There are times when my children prove with resounding flourish that there is an art to gentle learning. This was definitely one of those weeks. These kids kept slowing me down! I wanted to press on and they dug in their heels and demanded a slow walk through the unit. They wanted to savor their learning like a delicious meal. It was a good reminder to only give them the very best. Even though I found 12 books on Jamestown at our local library, I only gave the children 4 to look through. Good, true and beautiful is the standard.
After years of careful, parent-led gleaning, they are starting to filter through things a bit for themselves. “This book is….not that great. What are they trying to tell me? It doesn’t seem like its anything good or true or useful,” my eldest mused. He can’t put many words to his assessments yet, but he can decipher richness from twaddle. This is incredibly encouraging to me!
“Jamestown is mighty good fun, Mom! Lets study it again and again!” said the second born.
This was so pleasurable for everyone, it almost felt like a vacation!
In some ways we are on an eternal vacation from school. Those strict regulations are being stripped away as I become more and more unschooled and we are left with the brilliant truth that learning is living and abundant and pleasurable.
The boys learned so much from their Beautiful Feet Books—Pocahontas and Jamestown, New World Adventure. We are just thrilled with their Early American History Guide thus far. We colored in our next 3D map and built a model of Jamestown (pictured above) which we found in a free sample lesson from Homeschool in the Woods.
“Mom, I loved school this week. It was so nice to not feel stupid.”
“WHAT? You have felt stupid? Why? When? You are not stupid, not in the least!”

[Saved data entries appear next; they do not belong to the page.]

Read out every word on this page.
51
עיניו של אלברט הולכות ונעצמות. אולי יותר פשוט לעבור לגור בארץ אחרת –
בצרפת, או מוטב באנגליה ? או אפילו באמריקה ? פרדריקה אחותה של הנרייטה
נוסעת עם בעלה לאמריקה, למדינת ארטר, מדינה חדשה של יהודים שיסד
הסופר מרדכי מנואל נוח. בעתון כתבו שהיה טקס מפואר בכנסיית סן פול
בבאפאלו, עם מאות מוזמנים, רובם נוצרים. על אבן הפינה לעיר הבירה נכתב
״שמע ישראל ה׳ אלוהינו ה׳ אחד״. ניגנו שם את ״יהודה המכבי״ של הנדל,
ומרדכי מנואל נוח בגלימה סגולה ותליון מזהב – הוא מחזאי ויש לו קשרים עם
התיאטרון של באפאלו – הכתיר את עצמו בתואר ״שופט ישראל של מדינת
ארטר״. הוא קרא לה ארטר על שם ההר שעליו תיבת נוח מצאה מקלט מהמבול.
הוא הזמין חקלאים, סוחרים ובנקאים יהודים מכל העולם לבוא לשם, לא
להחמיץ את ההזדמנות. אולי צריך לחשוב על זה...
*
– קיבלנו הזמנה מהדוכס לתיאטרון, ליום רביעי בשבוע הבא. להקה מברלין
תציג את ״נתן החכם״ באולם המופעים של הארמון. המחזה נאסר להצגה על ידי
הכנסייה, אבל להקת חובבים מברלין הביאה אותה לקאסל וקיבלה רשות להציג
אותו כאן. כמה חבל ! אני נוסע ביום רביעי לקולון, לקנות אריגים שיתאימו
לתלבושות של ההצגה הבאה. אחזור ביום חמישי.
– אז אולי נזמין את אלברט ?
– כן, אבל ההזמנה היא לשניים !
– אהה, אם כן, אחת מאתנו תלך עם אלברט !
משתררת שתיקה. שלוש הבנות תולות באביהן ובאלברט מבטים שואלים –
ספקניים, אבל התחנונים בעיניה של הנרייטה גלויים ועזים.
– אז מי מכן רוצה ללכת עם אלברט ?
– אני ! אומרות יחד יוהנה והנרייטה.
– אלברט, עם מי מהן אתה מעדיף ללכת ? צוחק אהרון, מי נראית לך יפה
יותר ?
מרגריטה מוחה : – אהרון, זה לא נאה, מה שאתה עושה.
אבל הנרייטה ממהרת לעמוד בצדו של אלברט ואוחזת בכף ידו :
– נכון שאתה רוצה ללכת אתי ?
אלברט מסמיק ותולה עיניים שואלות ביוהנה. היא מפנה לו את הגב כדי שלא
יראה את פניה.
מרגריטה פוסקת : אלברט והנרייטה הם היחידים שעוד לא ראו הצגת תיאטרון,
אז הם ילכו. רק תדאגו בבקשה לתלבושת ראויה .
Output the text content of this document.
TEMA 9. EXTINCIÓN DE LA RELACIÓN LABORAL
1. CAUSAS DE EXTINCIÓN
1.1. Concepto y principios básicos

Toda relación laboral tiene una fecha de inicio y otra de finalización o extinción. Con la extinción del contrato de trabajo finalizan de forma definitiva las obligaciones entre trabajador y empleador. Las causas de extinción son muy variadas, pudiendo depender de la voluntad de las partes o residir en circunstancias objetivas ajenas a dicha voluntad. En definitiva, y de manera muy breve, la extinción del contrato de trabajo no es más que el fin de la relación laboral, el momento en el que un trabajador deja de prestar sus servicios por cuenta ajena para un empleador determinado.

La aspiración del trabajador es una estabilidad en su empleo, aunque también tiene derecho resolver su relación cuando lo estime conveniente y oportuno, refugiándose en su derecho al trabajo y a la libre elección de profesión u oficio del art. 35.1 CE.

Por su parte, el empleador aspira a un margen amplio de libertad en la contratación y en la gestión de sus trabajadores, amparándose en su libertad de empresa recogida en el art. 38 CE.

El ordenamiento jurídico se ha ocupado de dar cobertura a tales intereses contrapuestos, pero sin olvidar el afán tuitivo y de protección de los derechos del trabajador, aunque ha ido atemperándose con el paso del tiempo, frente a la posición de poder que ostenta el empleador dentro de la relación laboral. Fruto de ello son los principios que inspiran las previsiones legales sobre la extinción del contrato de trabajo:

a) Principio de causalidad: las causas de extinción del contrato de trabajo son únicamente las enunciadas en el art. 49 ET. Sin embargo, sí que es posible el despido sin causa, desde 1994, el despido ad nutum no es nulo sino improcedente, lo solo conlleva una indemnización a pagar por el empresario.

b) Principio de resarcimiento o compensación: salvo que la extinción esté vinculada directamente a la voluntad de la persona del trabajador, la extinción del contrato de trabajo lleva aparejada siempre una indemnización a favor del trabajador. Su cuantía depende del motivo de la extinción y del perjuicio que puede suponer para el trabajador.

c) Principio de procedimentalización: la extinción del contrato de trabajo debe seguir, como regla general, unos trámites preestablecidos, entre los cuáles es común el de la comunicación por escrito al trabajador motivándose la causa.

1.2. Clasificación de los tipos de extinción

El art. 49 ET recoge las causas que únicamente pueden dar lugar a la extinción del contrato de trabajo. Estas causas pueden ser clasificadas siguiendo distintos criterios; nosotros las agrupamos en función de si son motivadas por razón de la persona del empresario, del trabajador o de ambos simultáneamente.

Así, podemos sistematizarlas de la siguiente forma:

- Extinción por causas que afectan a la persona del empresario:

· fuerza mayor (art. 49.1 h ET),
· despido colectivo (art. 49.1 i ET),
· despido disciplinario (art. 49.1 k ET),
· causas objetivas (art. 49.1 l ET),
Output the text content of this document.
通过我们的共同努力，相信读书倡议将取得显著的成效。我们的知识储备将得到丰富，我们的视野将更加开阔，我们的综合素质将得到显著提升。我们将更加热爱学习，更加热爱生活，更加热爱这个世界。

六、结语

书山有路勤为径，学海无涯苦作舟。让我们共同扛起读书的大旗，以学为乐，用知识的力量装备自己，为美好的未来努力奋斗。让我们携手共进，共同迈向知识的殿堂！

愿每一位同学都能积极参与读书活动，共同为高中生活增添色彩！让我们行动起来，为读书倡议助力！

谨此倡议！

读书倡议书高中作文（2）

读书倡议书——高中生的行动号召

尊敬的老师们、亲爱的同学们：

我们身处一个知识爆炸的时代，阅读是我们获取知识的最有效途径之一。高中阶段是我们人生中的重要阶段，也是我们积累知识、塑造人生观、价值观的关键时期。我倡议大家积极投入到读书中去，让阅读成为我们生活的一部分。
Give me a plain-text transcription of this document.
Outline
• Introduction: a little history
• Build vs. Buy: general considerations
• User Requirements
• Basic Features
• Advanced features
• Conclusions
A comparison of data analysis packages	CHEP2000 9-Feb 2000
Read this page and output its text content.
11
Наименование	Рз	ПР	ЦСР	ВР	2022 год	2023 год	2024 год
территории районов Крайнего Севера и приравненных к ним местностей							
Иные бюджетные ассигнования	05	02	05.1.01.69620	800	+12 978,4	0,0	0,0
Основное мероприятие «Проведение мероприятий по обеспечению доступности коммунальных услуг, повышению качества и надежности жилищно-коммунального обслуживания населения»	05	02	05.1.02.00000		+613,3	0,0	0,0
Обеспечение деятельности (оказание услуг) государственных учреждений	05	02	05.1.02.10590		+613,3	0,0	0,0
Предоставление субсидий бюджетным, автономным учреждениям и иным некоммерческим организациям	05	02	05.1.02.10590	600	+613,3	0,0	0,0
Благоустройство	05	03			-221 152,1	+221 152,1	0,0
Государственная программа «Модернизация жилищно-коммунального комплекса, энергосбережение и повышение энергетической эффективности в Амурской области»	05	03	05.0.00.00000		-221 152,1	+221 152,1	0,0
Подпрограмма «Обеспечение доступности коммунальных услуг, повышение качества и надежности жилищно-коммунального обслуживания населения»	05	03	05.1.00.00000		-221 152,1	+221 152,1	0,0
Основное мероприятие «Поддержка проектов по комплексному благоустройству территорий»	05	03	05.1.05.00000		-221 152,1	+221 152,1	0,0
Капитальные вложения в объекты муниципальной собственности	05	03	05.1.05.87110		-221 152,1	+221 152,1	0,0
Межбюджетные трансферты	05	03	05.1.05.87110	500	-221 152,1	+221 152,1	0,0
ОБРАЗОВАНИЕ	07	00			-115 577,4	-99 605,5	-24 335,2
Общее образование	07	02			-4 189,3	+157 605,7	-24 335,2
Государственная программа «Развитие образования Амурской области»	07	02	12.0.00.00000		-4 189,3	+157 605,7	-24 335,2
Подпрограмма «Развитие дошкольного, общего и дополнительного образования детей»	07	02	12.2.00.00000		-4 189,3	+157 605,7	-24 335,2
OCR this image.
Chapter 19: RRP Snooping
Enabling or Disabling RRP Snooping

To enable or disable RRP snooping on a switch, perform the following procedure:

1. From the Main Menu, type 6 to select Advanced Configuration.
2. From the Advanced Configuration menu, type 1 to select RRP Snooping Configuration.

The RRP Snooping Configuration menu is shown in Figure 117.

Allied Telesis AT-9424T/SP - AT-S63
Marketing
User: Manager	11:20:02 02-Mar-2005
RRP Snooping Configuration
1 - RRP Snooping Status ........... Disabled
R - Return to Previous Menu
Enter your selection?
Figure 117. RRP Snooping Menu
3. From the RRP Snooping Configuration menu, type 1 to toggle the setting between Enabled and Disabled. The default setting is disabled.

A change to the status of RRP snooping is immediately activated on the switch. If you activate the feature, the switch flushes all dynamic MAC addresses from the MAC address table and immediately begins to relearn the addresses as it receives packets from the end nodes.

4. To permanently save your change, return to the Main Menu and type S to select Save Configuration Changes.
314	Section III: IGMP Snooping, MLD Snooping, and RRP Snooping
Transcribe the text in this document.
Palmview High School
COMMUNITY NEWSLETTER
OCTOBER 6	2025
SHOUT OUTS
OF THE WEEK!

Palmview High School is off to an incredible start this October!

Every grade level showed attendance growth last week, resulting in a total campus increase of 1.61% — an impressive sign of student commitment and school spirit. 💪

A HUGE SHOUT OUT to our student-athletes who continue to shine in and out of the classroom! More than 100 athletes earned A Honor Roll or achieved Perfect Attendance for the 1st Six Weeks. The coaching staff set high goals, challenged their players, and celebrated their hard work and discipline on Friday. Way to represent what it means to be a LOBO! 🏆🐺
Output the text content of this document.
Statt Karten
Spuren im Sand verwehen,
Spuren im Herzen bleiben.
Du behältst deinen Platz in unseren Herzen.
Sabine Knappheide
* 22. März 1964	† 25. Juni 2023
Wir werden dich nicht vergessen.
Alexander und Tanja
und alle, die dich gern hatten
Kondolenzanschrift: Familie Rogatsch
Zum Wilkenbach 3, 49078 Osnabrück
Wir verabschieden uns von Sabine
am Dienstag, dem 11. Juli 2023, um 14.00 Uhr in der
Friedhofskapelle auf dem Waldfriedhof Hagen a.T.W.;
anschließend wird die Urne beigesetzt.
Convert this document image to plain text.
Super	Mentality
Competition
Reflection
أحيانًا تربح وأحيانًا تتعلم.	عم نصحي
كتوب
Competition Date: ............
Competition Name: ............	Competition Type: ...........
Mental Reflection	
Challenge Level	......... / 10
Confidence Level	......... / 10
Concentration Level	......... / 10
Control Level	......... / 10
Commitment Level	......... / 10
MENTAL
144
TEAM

“I am such a slow reader and no matter how hard I try to remember what I learned, I just cant. It doesn’t make sense when I look at it and I never know which way things are facing. My heart beats really fast and I feel kind of sick.”
MFW 1st grade phonics was a huge hit with my 6 year old. He’s a duck in water when it comes to reading. Everything clicked. It all made sense. It was all so incredibly effortless. He is reading chapter books on his own now. He is always reaching for something new to read.
My eldest did not do well with MFW 1st phonics. He struggled. It was painful to watch and miserable to teach. We added in Explode the Code halfway through the year and he improved a little bit. But here we are on the threshold of second grade and it feels like he is regressing.
Do I press on? Do I stop all together? Do I hold the six year old back until the seven year old gets a more solid foothold?
I felt overwhelmed by all these questions at first. Then I remembered to be thankful for them. We are so blessed to homeschool. We can stop if we need to. We can slow up or speed down. No matter what, we have the opportunity to do what is best for our children without worrying about someone else’s timetable. What incredible freedom! What a gift to our children!
We are sticking with MFW and Beautiful Feet as planned but with expectations adjusted for each child. I have taken out a few of our tougher language arts books for now. We will resume Writing With Ease once we’ve had time for remedial reading work. We will continue using First Language Lessons along with our Spelling program. We have ordered All About Reading and will commence with this program once it arrives. My eldest will work on this program with me in the afternoons. We are hoping AAR will help him decode words and build his confidence! The second born will use this time to read books and make new vocabulary lists to record in his composition book, which we have titled “Discovery Dictionary.” He jots down all unfamiliar words throughout the course of the week and we look up their meanings on Friday afternoons.
The backyard fort is infested with mosquitos.
Studying Jamestown gave these boys fort fever! So we built forts with pillows and blankets. We built forts with crackers and cheese. We built them with paper and toothpicks and glue.
The boys really melted into their play this week.
I believe with all my heart that there is no better learning than that kind of deep, engaged play. I’m glad we cut back on the unnecessary busyness in our life.
I see our schoolwork transforming into lifestyle.
Books start informing their play. Projects start melding with their dreams and ideas. Chores link up with character studies.
Even if the house is a bit chaotic and I am not using even a tenth of all the great ideas I had scribbled down while planning our Adventures year, learning is seeping into every minute of our day. I see the transformation from those once “busy hectic days” into “full rich days.”
Hard weeks can bring rich blessing into our lives. I am grateful for the revelation my son gave me and for the chance to slow things down and help him. I am thankful for God’s mercy in showing me all the ways these loose threads of many years are coming together to make something lovely.